MBC Studios Launches Groundbreaking Saudi Crime Drama ‘Rashash’ Created by U.K. Writer Tony Jordan

As it ramps up original productions, Middle Eastern broadcaster MBC is launching lavish 1980s-set Arabic crime drama ‘Rashash,’ created by Britain’s Tony Jordan (“EastEnders”) and touted as its most ambitious Saudi series to date.

Directed by another Brit, Collin Teague, whose credits include “Doctor Who,” “Rashash” is based on the true story of a Saudi Arabian drug trafficker convicted of murder and other crimes after being caught by the police in Saudi Arabia in the late 1980s, according to promotional materials.

The eight-part “Rashash” series will drop Jan. 21 on MBC’s Shahid VIP — the rapidly growing revamped streaming service that was launched a year ago and has gone from 100,000 subscribers in January 2020 to more than 1 million paying customers, MBC claims.

Another Arabic crime series created by Tony Jordan, “Blood Oath,” co-produced by MBC with Lebanon-based Eagle Films, which is an Arabic adaptation of Jordan’s thriller series “Besa,” originally produced in Serbia in 2018 by Adrenalin, debuted on Shahid VIP in February 2020.

“Rashash” is being touted as groundbreaking for Saudi Arabia in terms of its criminal subject matter and the fact that it draws on “exclusive tales from the archives of the intense and long-running criminal investigation from the late 1980s,” according to a statement.

In another first, the show — partly shot in Abu Dhabi with support from local media hub twofour54 — features an all-Saudi cast in the lead roles. The actors underwent special weapons training prior to filming, trained by special armourers flown in from India, the statement said.

Boasting an unspecified “multi-million dollar” budget, “Rashash” is also heralded as the most lavish Saudi original made by Saudi-owned MBC.

The MBC statement played up the high-production values provided to the show by British cinematographer Luke Bryant (“I Hate Suzie,” “The Reckoning”) who set up “three full days of helicopter scenes” and made ample use of high-speed cameras, drones and Steadicams.

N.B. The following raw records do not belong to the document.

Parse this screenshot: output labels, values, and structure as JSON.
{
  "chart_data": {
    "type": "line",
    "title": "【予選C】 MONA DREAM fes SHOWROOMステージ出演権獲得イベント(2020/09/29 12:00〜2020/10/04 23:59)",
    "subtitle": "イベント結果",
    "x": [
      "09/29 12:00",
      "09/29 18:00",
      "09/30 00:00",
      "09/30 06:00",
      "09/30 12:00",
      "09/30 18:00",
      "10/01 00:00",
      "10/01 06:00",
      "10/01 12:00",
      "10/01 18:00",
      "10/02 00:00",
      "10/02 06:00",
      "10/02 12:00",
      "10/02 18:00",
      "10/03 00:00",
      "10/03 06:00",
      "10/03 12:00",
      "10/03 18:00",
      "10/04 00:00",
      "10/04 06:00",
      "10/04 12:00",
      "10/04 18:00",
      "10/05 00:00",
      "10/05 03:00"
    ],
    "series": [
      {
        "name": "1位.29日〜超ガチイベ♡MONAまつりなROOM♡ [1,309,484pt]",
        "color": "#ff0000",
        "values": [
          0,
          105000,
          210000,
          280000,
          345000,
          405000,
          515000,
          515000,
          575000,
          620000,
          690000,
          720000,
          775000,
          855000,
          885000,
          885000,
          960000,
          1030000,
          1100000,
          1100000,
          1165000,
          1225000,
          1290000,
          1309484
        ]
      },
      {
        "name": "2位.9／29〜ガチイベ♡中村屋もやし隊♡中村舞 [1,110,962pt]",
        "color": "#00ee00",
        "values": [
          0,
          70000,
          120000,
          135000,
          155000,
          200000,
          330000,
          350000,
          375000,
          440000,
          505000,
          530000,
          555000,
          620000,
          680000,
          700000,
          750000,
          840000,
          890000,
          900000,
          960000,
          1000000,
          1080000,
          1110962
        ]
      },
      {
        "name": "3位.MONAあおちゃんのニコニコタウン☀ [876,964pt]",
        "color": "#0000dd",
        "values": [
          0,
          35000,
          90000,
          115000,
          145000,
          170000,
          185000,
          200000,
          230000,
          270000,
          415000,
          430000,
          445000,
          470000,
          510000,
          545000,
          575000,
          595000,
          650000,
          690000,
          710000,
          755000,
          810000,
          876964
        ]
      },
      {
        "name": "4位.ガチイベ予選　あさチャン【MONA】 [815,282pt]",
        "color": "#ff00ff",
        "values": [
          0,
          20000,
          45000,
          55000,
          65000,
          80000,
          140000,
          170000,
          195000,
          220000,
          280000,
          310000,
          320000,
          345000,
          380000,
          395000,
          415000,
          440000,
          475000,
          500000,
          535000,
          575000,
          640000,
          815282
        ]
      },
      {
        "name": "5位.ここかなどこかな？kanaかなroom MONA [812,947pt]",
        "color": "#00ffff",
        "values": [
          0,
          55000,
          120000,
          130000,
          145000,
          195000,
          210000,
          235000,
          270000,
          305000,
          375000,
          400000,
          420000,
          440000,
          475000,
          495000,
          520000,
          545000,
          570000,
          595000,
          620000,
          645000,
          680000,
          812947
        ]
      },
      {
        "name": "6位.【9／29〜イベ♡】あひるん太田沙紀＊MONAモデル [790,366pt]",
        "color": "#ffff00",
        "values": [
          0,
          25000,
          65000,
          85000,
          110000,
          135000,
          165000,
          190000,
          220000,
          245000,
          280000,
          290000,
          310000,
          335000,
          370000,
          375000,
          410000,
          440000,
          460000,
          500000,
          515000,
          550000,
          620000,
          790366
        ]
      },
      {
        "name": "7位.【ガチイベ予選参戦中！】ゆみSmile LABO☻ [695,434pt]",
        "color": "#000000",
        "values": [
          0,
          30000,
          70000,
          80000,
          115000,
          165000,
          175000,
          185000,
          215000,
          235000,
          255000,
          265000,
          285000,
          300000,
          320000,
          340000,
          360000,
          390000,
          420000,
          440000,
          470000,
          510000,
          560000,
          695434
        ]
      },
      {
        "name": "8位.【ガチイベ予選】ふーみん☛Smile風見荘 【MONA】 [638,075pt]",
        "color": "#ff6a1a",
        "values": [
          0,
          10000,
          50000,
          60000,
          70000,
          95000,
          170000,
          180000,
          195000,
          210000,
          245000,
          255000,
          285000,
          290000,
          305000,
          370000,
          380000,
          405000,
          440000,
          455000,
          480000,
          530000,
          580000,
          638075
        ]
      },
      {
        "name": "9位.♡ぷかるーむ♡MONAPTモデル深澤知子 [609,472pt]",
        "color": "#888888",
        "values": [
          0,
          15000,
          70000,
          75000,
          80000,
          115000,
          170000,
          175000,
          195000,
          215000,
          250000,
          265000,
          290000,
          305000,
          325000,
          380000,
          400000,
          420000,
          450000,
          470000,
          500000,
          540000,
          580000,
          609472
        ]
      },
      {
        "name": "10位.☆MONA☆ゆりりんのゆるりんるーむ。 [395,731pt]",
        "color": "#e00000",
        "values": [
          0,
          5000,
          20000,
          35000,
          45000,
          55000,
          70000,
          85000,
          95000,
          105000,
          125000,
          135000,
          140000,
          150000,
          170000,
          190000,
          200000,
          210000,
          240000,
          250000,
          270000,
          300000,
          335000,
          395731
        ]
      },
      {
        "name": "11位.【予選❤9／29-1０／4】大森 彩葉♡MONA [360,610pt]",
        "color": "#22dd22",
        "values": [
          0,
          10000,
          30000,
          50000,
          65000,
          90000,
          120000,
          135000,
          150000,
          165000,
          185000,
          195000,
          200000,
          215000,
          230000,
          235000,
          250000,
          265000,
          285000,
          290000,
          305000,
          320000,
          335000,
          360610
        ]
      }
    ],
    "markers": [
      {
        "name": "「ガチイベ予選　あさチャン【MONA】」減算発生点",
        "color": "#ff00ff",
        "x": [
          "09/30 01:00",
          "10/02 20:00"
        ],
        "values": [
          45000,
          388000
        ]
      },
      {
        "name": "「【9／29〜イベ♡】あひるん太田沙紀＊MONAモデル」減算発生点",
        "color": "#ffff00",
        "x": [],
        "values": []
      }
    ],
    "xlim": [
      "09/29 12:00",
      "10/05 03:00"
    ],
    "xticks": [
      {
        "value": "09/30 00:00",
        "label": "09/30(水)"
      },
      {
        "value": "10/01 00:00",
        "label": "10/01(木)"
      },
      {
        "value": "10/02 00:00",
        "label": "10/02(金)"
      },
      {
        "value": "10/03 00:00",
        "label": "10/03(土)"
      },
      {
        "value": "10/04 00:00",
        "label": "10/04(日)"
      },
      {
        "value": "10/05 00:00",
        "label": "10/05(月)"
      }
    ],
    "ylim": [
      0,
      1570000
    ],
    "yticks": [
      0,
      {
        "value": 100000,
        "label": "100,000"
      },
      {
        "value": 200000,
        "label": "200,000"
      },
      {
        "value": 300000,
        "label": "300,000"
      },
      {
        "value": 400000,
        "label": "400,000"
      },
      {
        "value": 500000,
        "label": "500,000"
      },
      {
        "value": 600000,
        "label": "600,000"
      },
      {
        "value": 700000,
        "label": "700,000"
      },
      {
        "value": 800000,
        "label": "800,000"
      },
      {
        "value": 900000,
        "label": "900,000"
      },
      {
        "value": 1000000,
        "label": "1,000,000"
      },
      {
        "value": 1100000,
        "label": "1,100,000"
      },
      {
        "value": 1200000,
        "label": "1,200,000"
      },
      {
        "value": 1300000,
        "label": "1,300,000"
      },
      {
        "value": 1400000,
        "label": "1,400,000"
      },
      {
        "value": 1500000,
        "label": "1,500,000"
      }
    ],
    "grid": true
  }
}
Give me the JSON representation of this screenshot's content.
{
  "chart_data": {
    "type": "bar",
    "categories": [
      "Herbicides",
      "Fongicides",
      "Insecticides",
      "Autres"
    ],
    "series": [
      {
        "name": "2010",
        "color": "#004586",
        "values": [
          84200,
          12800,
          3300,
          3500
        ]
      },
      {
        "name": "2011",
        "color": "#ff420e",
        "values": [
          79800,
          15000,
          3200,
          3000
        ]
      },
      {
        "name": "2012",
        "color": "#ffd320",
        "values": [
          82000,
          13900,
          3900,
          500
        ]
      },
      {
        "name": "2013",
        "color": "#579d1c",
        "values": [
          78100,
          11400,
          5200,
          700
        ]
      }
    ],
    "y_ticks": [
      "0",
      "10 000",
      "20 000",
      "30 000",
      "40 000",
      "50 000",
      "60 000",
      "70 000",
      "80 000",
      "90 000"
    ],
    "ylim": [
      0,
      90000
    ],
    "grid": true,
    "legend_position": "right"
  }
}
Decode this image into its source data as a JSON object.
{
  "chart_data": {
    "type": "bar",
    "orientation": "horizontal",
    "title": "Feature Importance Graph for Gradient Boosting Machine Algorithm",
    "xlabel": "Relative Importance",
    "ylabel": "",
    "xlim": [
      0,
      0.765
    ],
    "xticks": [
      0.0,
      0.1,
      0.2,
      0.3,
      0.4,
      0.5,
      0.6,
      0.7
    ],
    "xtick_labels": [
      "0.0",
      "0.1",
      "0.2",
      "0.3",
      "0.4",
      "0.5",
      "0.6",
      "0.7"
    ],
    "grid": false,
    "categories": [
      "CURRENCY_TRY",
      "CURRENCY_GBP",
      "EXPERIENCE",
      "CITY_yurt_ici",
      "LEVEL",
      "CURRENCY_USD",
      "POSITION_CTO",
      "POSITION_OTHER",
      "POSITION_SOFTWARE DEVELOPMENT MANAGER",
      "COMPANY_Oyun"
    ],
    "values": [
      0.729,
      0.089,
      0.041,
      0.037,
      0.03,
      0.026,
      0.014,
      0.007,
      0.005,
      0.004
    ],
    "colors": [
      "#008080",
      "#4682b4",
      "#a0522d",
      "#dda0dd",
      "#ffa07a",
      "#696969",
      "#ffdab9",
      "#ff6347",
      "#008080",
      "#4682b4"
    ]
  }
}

The stunts were choreographed by Bulgarian stunt director Kaloyan Vodenicharov (“World War Z”, “Mission: Impossible – Rogue Nation”).

MBC, which recently underwent a management shakeup, has underlined its mission of keeping pace with the media agenda of the Saudi Kingdom’s Vision 2030, which is the package of economic and social policies designed to free Saudi from dependence on an oil-based economy.